From — June 8th, 2020
My newsletter started by accident.
It was Sunday afternoon, and I was hanging out in an online community for startup founders.
Someone just posted the same question for the 1000th time: "I've got a cool product, but nobody knows about it. How do I get customers?"
I didn't have time to answer him.
Instead, I took out my phone, and tweeted: "What if every week I randomly pick one new project, and tell you how I'd grow it?"
I put my phone down and went out for a walk by the lake.
When I got back a few hours later, my screen was buried in notifications. That tweet got a lot of attention; people were crazy about that idea!
I told myself: I guess that's that, I'm going for it!
I quickly set up a landing page, and started collecting email addresses.
I've been a digital marketer for the last 10 years. I've helped different clients grow their businesses, and I grew my own projects. Still, I get excited whenever I see a new online project. My mind starts spinning; I get all kinds of ideas about how to make it grow.
For some reason, it never occurred to me that writing them down could help other people who don't have my experience improve their marketing skills.
The first issue of my newsletter went out 3 months ago to my first 100 subscribers. I was excited like a kid - it was the first side project that had my face on it.
Today, I've passed 700 subscribers. My open rate is over 50%, and my unsubscribe rate is 1%. I've built so many great relationships with people who tune in to read it every week.
But more importantly, I have fun doing it.
This is one of my latest issues. I hope you enjoy it and get a few great ideas for growing your own business.
And if you want, you can subscribe here.
This extended stay at home period is definitely the perfect moment to pick up and read a new book. However, if you are like me, you usually spend way too much time trying to find a gem in the ocean of mediocre titles 📚
Today I’ll take a look at Good Books. Let's get started!
Good Books is a curated collection of book recommendations from the world's most successful people.
The team behind the project analyzed, handpicked and organized thousands of books into categories, with new ones added every month.
When you land on the website, you can really appreciate its slick design.
But the goal isn’t to be beautiful, it’s to make visitors take action… The form must follow function.
Good Books needs to strike a balance between beautiful and high converting.
There is no benefit in the headline. What's in it for a random visitor that landed on the website for the first time?

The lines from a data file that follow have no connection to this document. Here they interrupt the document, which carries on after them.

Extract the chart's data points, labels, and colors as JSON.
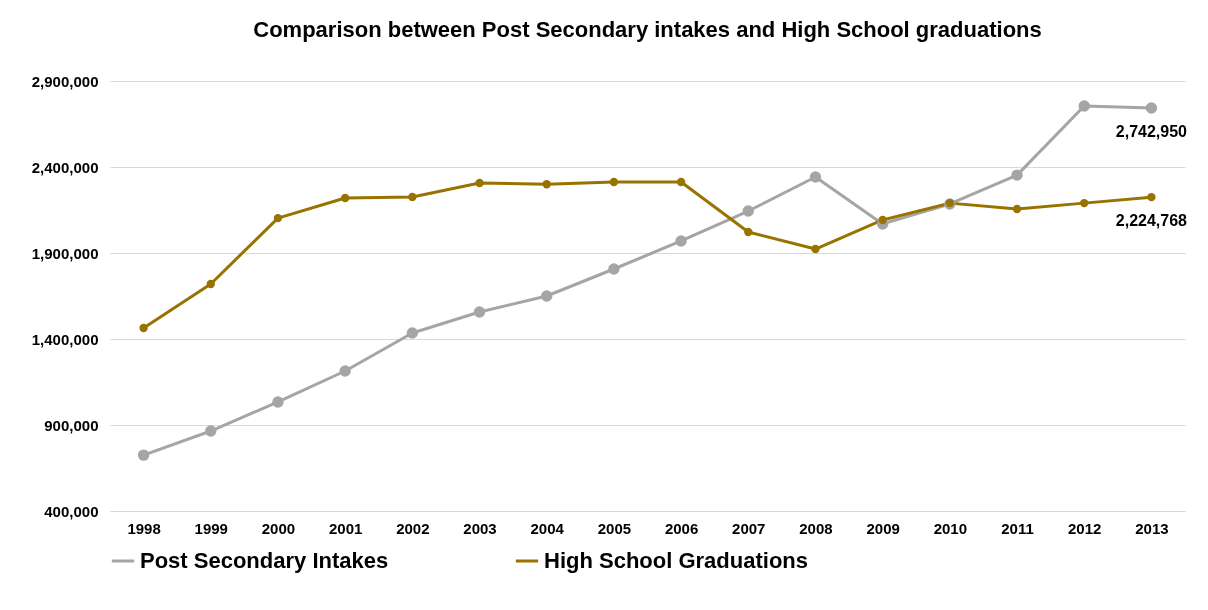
{
  "chart_data": {
    "type": "line",
    "title": "Comparison between Post Secondary intakes and High School graduations",
    "categories": [
      "1998",
      "1999",
      "2000",
      "2001",
      "2002",
      "2003",
      "2004",
      "2005",
      "2006",
      "2007",
      "2008",
      "2009",
      "2010",
      "2011",
      "2012",
      "2013"
    ],
    "series": [
      {
        "name": "Post Secondary Intakes",
        "color": "#a5a5a5",
        "values": [
          725000,
          865000,
          1034000,
          1214000,
          1435000,
          1557000,
          1650000,
          1807000,
          1970000,
          2144000,
          2342000,
          2069000,
          2185000,
          2353000,
          2755000,
          2742950
        ],
        "value_labels": [
          null,
          null,
          null,
          null,
          null,
          null,
          null,
          null,
          null,
          null,
          null,
          null,
          null,
          null,
          null,
          "2,742,950"
        ]
      },
      {
        "name": "High School Graduations",
        "color": "#997300",
        "values": [
          1464000,
          1720000,
          2103000,
          2220000,
          2226000,
          2307000,
          2300000,
          2313000,
          2313000,
          2022000,
          1923000,
          2092000,
          2190000,
          2156000,
          2190000,
          2224768
        ],
        "value_labels": [
          null,
          null,
          null,
          null,
          null,
          null,
          null,
          null,
          null,
          null,
          null,
          null,
          null,
          null,
          null,
          "2,224,768"
        ]
      }
    ],
    "ylim": [
      400000,
      2900000
    ],
    "yticks": [
      {
        "value": 400000,
        "label": "400,000"
      },
      {
        "value": 900000,
        "label": "900,000"
      },
      {
        "value": 1400000,
        "label": "1,400,000"
      },
      {
        "value": 1900000,
        "label": "1,900,000"
      },
      {
        "value": 2400000,
        "label": "2,400,000"
      },
      {
        "value": 2900000,
        "label": "2,900,000"
      }
    ],
    "grid": "y",
    "legend": "bottom",
    "marker": "circle",
    "line_style": "solid"
  }
}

The USP needs to be crystal clear to minimize the bounce rate. I’d like to see something like: ”Find your perfect next read” or “Discover a book you’ll love.”

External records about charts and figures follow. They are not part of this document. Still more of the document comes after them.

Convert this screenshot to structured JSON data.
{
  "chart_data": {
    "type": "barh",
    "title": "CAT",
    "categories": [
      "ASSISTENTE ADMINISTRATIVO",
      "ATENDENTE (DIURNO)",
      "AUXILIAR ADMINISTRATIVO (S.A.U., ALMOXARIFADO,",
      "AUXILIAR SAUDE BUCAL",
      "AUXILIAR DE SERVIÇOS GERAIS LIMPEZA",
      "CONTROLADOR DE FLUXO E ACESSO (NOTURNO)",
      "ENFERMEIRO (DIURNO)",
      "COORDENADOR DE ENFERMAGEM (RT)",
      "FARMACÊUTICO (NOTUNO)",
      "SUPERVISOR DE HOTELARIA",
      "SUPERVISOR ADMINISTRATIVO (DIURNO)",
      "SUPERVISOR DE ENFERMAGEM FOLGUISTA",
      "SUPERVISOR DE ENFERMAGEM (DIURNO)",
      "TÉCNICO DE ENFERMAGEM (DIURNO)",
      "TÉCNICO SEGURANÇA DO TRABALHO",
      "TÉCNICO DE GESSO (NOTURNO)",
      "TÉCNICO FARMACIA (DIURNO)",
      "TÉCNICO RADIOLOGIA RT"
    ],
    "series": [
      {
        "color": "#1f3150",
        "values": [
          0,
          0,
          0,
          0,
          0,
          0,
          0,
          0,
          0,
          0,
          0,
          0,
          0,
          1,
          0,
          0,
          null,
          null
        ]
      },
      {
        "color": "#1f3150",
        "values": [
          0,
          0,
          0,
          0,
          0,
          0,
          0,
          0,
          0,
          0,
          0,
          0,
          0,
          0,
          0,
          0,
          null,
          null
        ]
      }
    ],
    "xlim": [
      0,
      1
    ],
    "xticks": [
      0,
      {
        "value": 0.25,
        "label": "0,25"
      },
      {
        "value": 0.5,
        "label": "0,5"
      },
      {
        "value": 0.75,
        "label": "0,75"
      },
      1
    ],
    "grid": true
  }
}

Instead of a CTA, there’s a link to the Product Hunt submission.
That would be ok only for the PH launch day, but right now, the goal should be sending people from PH to the site, not vice versa.

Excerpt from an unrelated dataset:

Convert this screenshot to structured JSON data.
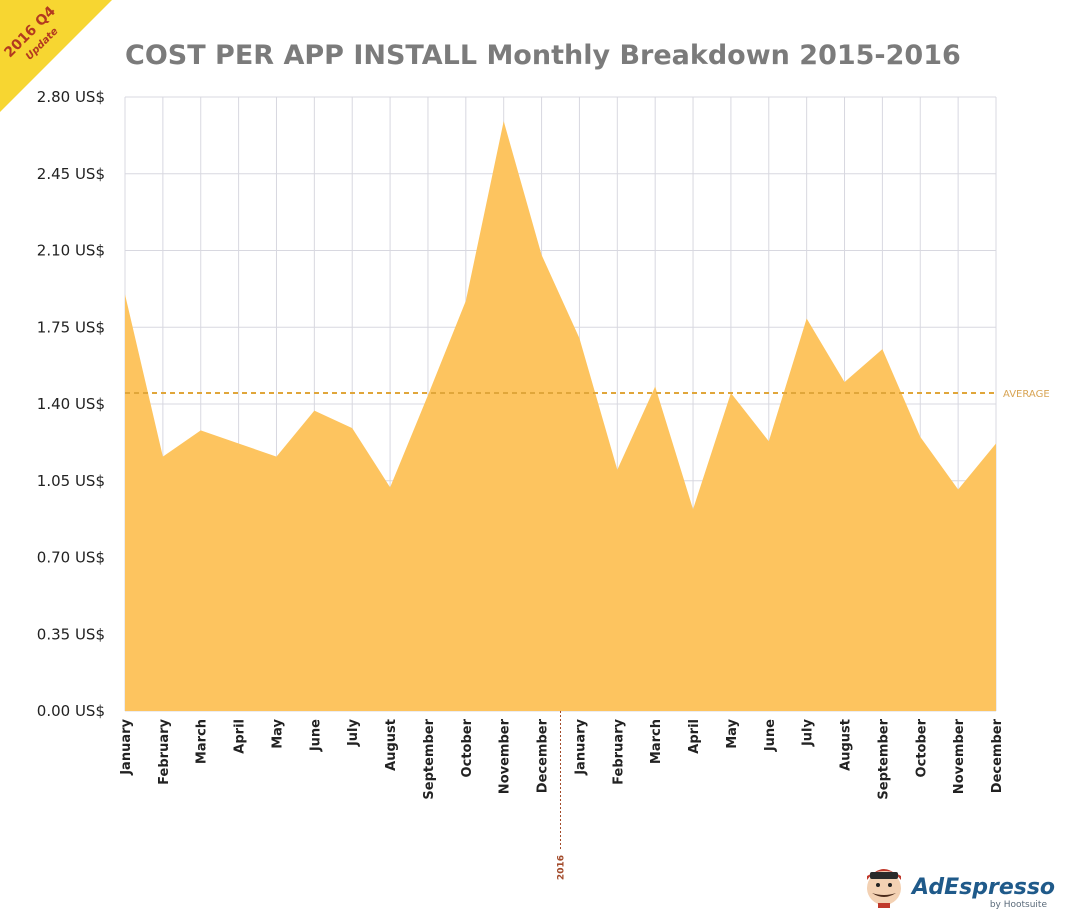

I’d use a clear CTA like “Start exploring” or “Take a look.”
A lot of space on the homepage was wasted for the aesthetic.
All that space should’ve been used to give the visitor a sense of what the website is all about.
For example, moving the “top recommended books” section up, so visitors can immediately take action.
For a content website like this one, monetization isn’t easy.
Starting with affiliation is probably the wisest choice, although it probably won’t be very lucrative for a while.
Relying 100% on a single partner like Amazon is also quite risky.
Good Books can’t only rely on new traffic. The key is turning as many random visitors as possible into frequent users through email.
Set up different email lists for each category, and motivate people to sign up to get personalized recommendations based on their interests.
In the future, step 2 could be sponsors. Emerging authors would love to get their books in front of a targeted reader base.
Step 3 could be community. Once GB builds a loyal user base, they could offer access to a community of like-minded readers with exclusive benefits.
They had a great PH launch that drove the first batch of traffic, but as with every launch, it went dry after a few weeks. What now?
A website like this can’t afford paid ads. They need to create a system for getting a daily stream of free organic traffic from multiple channels.
The first pillar needs to be word of mouth. It takes work, but works like a charm!
If they create a profile page for everyone considered “successful,” they can play the vanity angle and reach out to them, motivating them to share the page with their followers.
Create a social content strategy that works on all 3 networks: Twitter, IG, and FB. A solo founder has no time to waste.
For example, post the cover of a different book every day, with a quote from the famous person explaining why they recommend that specific book.
Pro tip: If you ask questions, you’ll get love from both followers and social media algorithms.
When a lot of people interact with your posts by answering your questions, your posts are prioritized in other people’s feeds. The snowball effect gives you a lot of reach.
SEO is probably going to be the biggest traffic source in the long term, so GB has a few things to fix.
Before ranking a page, they should map the keywords right.
In this case, some of GB’s pages aren’t going to respond to search intent.
Once the keywords are ok, the question becomes: are GB’s pages better than their competition?
Their pages need more content to exceed the competition.
At least a paragraph explaining what the book is about, and a paragraph with a quote of the famous person’s recommendation.
A blog is a great resource but it should target keywords different from the ones you use in your product and category pages, or you’ll confuse Google.
If you already have a page targeting “best design books,” you don’t want a blog post targeting “essential design books.”
That's it for today. I hope you found it useful!